Scientists use AI to predict when you will die – with 90% accuracy

The scientists hope the system could enable better end-of-life care for hospital patients with a terminal disease.

The computer program uses AI to achieve its high-level of accuracy and after an analysis of electronic health records.

The AI program looked at 160,000 adult and child patient files from Stanford and Lucile Packard Children’s hospital.

To improve the systems accuracy it looked at patient information like diagnosis, what procedures were performed, patient scans and what medicines had been taken.

Anand Avati, a member of the AI Lab at Stanford University, said: “The scale of data available allowed us to build an all-cause mortality prediction model, instead of being disease or demographic specific.”

When the algorithm was asked to predict which of 40,000 patients would die in next three to twelve months, it was correct in predicting when the people would die in 90 per cent of the cases.

The Stanford researchers published their findings in a paper titled “Improving Palliative Care with Deep Learning”.

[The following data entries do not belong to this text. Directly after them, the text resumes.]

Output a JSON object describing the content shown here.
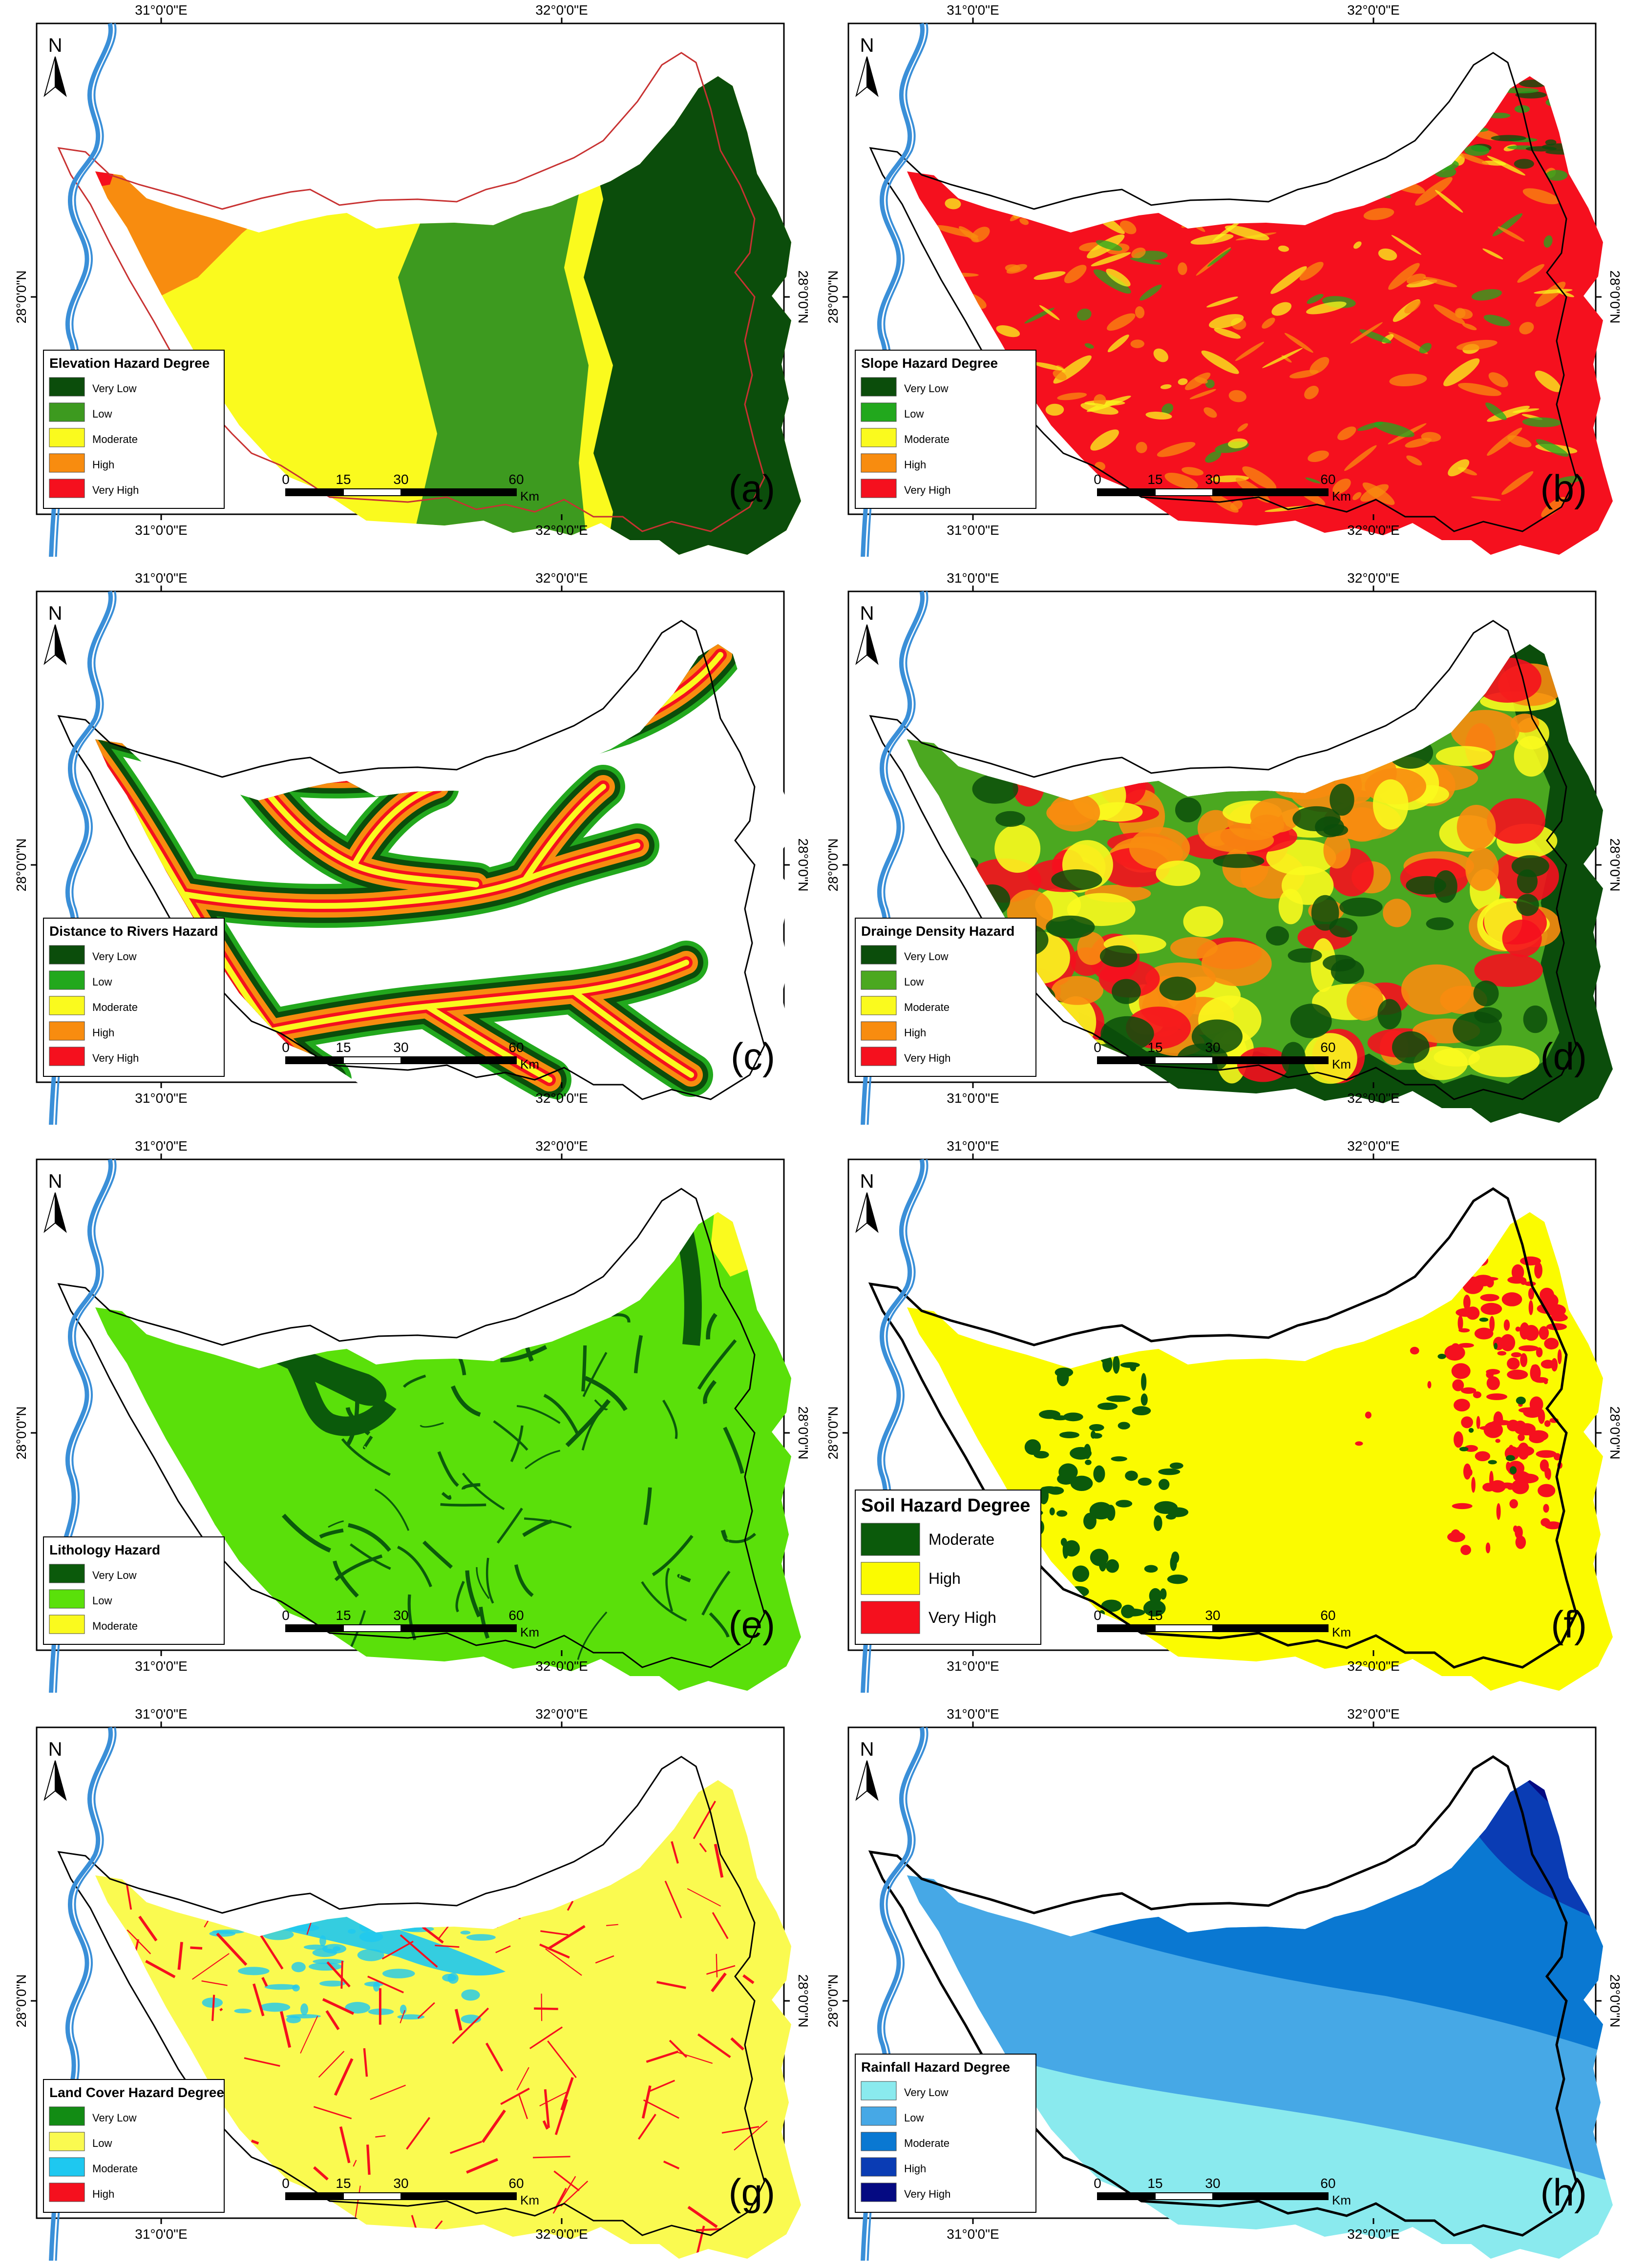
{
  "coordinates": {
    "lon_left": "31°0'0\"E",
    "lon_right": "32°0'0\"E",
    "lat": "28°0'0\"N"
  },
  "north_arrow": {
    "label": "N",
    "icon": "north-arrow-icon"
  },
  "scale_bar": {
    "ticks": [
      "0",
      "15",
      "30",
      "60"
    ],
    "unit": "Km"
  },
  "panels": [
    {
      "id": "a",
      "tag": "(a)",
      "legend": {
        "title": "Elevation Hazard Degree",
        "items": [
          {
            "label": "Very Low",
            "color": "#0b4d0b"
          },
          {
            "label": "Low",
            "color": "#3d9a1f"
          },
          {
            "label": "Moderate",
            "color": "#fafa1e"
          },
          {
            "label": "High",
            "color": "#f88c0f"
          },
          {
            "label": "Very High",
            "color": "#f5101e"
          }
        ]
      }
    },
    {
      "id": "b",
      "tag": "(b)",
      "legend": {
        "title": "Slope Hazard Degree",
        "items": [
          {
            "label": "Very Low",
            "color": "#0b4d0b"
          },
          {
            "label": "Low",
            "color": "#22a81d"
          },
          {
            "label": "Moderate",
            "color": "#fafa1e"
          },
          {
            "label": "High",
            "color": "#f88c0f"
          },
          {
            "label": "Very High",
            "color": "#f5101e"
          }
        ]
      }
    },
    {
      "id": "c",
      "tag": "(c)",
      "legend": {
        "title": "Distance to Rivers Hazard",
        "items": [
          {
            "label": "Very Low",
            "color": "#0b4d0b"
          },
          {
            "label": "Low",
            "color": "#22a81d"
          },
          {
            "label": "Moderate",
            "color": "#fafa1e"
          },
          {
            "label": "High",
            "color": "#f88c0f"
          },
          {
            "label": "Very High",
            "color": "#f5101e"
          }
        ]
      }
    },
    {
      "id": "d",
      "tag": "(d)",
      "legend": {
        "title": "Drainge Density Hazard",
        "items": [
          {
            "label": "Very Low",
            "color": "#0b4d0b"
          },
          {
            "label": "Low",
            "color": "#4ba820"
          },
          {
            "label": "Moderate",
            "color": "#fafa1e"
          },
          {
            "label": "High",
            "color": "#f88c0f"
          },
          {
            "label": "Very High",
            "color": "#f5101e"
          }
        ]
      }
    },
    {
      "id": "e",
      "tag": "(e)",
      "legend": {
        "title": "Lithology Hazard",
        "items": [
          {
            "label": "Very Low",
            "color": "#0b5a0b"
          },
          {
            "label": "Low",
            "color": "#5ae00a"
          },
          {
            "label": "Moderate",
            "color": "#fafa1e"
          }
        ]
      }
    },
    {
      "id": "f",
      "tag": "(f)",
      "legend": {
        "title": "Soil Hazard Degree",
        "items": [
          {
            "label": "Moderate",
            "color": "#0b5a0b"
          },
          {
            "label": "High",
            "color": "#fbfb00"
          },
          {
            "label": "Very High",
            "color": "#f5101e"
          }
        ]
      }
    },
    {
      "id": "g",
      "tag": "(g)",
      "legend": {
        "title": "Land Cover Hazard Degree",
        "items": [
          {
            "label": "Very Low",
            "color": "#128c14"
          },
          {
            "label": "Low",
            "color": "#fafa50"
          },
          {
            "label": "Moderate",
            "color": "#1ec8f0"
          },
          {
            "label": "High",
            "color": "#f5101e"
          }
        ]
      }
    },
    {
      "id": "h",
      "tag": "(h)",
      "legend": {
        "title": "Rainfall Hazard Degree",
        "items": [
          {
            "label": "Very Low",
            "color": "#8aeaee"
          },
          {
            "label": "Low",
            "color": "#46a8e6"
          },
          {
            "label": "Moderate",
            "color": "#0a78d2"
          },
          {
            "label": "High",
            "color": "#0a3cb4"
          },
          {
            "label": "Very High",
            "color": "#050a82"
          }
        ]
      }
    }
  ]
}
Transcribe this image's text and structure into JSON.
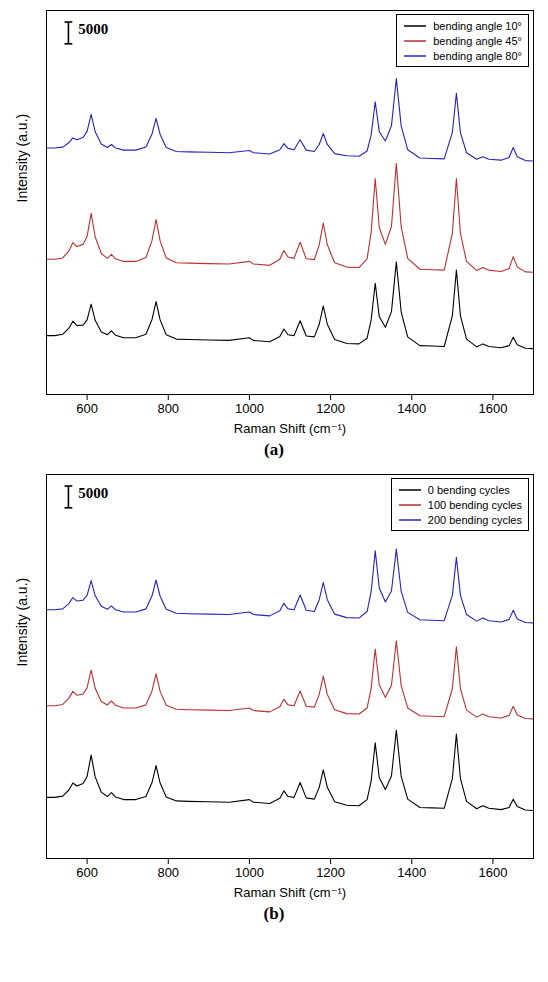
{
  "chart_data": [
    {
      "type": "line",
      "caption": "(a)",
      "x_label": "Raman Shift (cm⁻¹)",
      "y_label": "Intensity (a.u.)",
      "xlim": [
        500,
        1700
      ],
      "xticks": [
        600,
        800,
        1000,
        1200,
        1400,
        1600
      ],
      "ylim": [
        0,
        88000
      ],
      "tick_labels": "x",
      "legend": "top-right",
      "scale_bar": 5000,
      "x": [
        500,
        520,
        540,
        555,
        565,
        575,
        590,
        600,
        610,
        620,
        635,
        650,
        660,
        670,
        690,
        720,
        745,
        760,
        770,
        780,
        795,
        820,
        850,
        900,
        950,
        1000,
        1010,
        1050,
        1075,
        1085,
        1095,
        1110,
        1125,
        1140,
        1160,
        1172,
        1182,
        1192,
        1210,
        1240,
        1270,
        1290,
        1300,
        1310,
        1320,
        1335,
        1350,
        1362,
        1374,
        1390,
        1420,
        1450,
        1480,
        1500,
        1510,
        1520,
        1535,
        1560,
        1575,
        1590,
        1620,
        1640,
        1650,
        1660,
        1680,
        1700
      ],
      "series": [
        {
          "name": "bending angle 10°",
          "color": "#000000",
          "values": [
            13500,
            13500,
            13800,
            15200,
            16800,
            15800,
            15900,
            17100,
            20700,
            17000,
            14300,
            13700,
            14600,
            13600,
            13000,
            13000,
            13800,
            17200,
            21300,
            17100,
            13700,
            12700,
            12600,
            12500,
            12400,
            13000,
            12400,
            12100,
            13300,
            15000,
            13700,
            13500,
            16900,
            13400,
            13200,
            16100,
            20300,
            16100,
            12600,
            11700,
            11600,
            12900,
            17100,
            25500,
            17800,
            15400,
            19000,
            30400,
            18900,
            13200,
            11200,
            11100,
            11000,
            18000,
            28500,
            18000,
            12700,
            10900,
            11600,
            11000,
            10700,
            11200,
            13100,
            11400,
            10600,
            10500
          ]
        },
        {
          "name": "bending angle 45°",
          "color": "#b8312f",
          "values": [
            31000,
            31000,
            31300,
            32900,
            34800,
            33900,
            34400,
            36200,
            41500,
            36100,
            32300,
            31200,
            32100,
            31100,
            30500,
            30500,
            31400,
            35300,
            40100,
            35200,
            31300,
            30200,
            30100,
            30000,
            29900,
            30500,
            29900,
            29600,
            31000,
            33000,
            31500,
            31200,
            34900,
            31100,
            30900,
            34300,
            39300,
            34300,
            30200,
            29200,
            29100,
            31100,
            37200,
            49500,
            38200,
            34400,
            38500,
            52900,
            38400,
            31200,
            28700,
            28600,
            28500,
            36900,
            49500,
            36900,
            30500,
            28400,
            29100,
            28500,
            28200,
            28900,
            31600,
            29200,
            28100,
            28000
          ]
        },
        {
          "name": "bending angle 80°",
          "color": "#2424b8",
          "values": [
            56500,
            56500,
            56700,
            57700,
            58800,
            58400,
            58900,
            60300,
            64200,
            60200,
            57400,
            56600,
            57300,
            56500,
            56000,
            56000,
            56700,
            59700,
            63300,
            59600,
            56600,
            55700,
            55600,
            55500,
            55400,
            55900,
            55400,
            55100,
            56100,
            57500,
            56400,
            56100,
            58400,
            56000,
            55700,
            57300,
            59800,
            57300,
            55200,
            54700,
            54600,
            55800,
            59500,
            67100,
            60200,
            58100,
            61600,
            72400,
            61500,
            56100,
            54200,
            54100,
            54000,
            60000,
            69000,
            60000,
            55400,
            53900,
            54500,
            53900,
            53700,
            54300,
            56600,
            54500,
            53600,
            53500
          ]
        }
      ]
    },
    {
      "type": "line",
      "caption": "(b)",
      "x_label": "Raman Shift (cm⁻¹)",
      "y_label": "Intensity (a.u.)",
      "xlim": [
        500,
        1700
      ],
      "xticks": [
        600,
        800,
        1000,
        1200,
        1400,
        1600
      ],
      "ylim": [
        0,
        88000
      ],
      "tick_labels": "x",
      "legend": "top-right",
      "scale_bar": 5000,
      "x": [
        500,
        520,
        540,
        555,
        565,
        575,
        590,
        600,
        610,
        620,
        635,
        650,
        660,
        670,
        690,
        720,
        745,
        760,
        770,
        780,
        795,
        820,
        850,
        900,
        950,
        1000,
        1010,
        1050,
        1075,
        1085,
        1095,
        1110,
        1125,
        1140,
        1160,
        1172,
        1182,
        1192,
        1210,
        1240,
        1270,
        1290,
        1300,
        1310,
        1320,
        1335,
        1350,
        1362,
        1374,
        1390,
        1420,
        1450,
        1480,
        1500,
        1510,
        1520,
        1535,
        1560,
        1575,
        1590,
        1620,
        1640,
        1650,
        1660,
        1680,
        1700
      ],
      "series": [
        {
          "name": "0 bending cycles",
          "color": "#000000",
          "values": [
            14000,
            14000,
            14300,
            15700,
            17300,
            16600,
            17200,
            18800,
            23700,
            18700,
            15200,
            14200,
            15100,
            14100,
            13500,
            13500,
            14200,
            17400,
            21300,
            17300,
            14100,
            13200,
            13100,
            13000,
            12900,
            13500,
            12900,
            12600,
            13800,
            15500,
            14200,
            14000,
            17400,
            13900,
            13600,
            16300,
            20300,
            16300,
            13000,
            12200,
            12100,
            13500,
            17800,
            26500,
            18500,
            15800,
            18900,
            29400,
            18800,
            13600,
            11700,
            11600,
            11500,
            18300,
            28500,
            18300,
            13100,
            11400,
            12100,
            11500,
            11200,
            11700,
            13600,
            11900,
            11100,
            11000
          ]
        },
        {
          "name": "100 bending cycles",
          "color": "#b8312f",
          "values": [
            35000,
            35000,
            35300,
            36700,
            38300,
            37400,
            37700,
            39100,
            43200,
            39000,
            36000,
            35200,
            36100,
            35100,
            34500,
            34500,
            35200,
            38400,
            42300,
            38300,
            35100,
            34200,
            34100,
            34000,
            33900,
            34500,
            33900,
            33600,
            34800,
            36500,
            35200,
            35000,
            38400,
            34900,
            34700,
            37600,
            41800,
            37600,
            34100,
            33200,
            33100,
            34500,
            39000,
            48000,
            39800,
            36900,
            39700,
            49900,
            39600,
            34500,
            32700,
            32600,
            32500,
            38900,
            48500,
            38900,
            34000,
            32400,
            33100,
            32500,
            32200,
            32800,
            34900,
            32900,
            32100,
            32000
          ]
        },
        {
          "name": "200 bending cycles",
          "color": "#2424b8",
          "values": [
            57000,
            57000,
            57200,
            58400,
            59800,
            59000,
            59200,
            60300,
            63700,
            60200,
            57800,
            57100,
            57900,
            57000,
            56500,
            56500,
            57200,
            60200,
            63800,
            60100,
            57100,
            56200,
            56100,
            56000,
            55900,
            56500,
            55900,
            55600,
            56800,
            58500,
            57200,
            57000,
            60400,
            56900,
            56600,
            59300,
            63300,
            59300,
            56000,
            55200,
            55100,
            56600,
            61200,
            70500,
            62000,
            58800,
            61300,
            70900,
            61200,
            56400,
            54700,
            54600,
            54500,
            60300,
            69000,
            60300,
            55900,
            54400,
            55100,
            54500,
            54200,
            54800,
            56900,
            54900,
            54100,
            54000
          ]
        }
      ]
    }
  ]
}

The AI system performed well in its pilot run but researchers want to continue to improve the program before it could be rolled out to hospitals. 

For this next stage to happen, the program would need to have access to more data to produce better and more accurate results.

Kenneth Jung, a research scientist at Stanford University, said: “We think that keeping a doctor in the loop and thinking of this as ‘machine learning plus the doctor’ is the way to go as opposed to blindly doing medical interventions based on algorithms… that puts us on firmer ground both ethically and safety-wise.”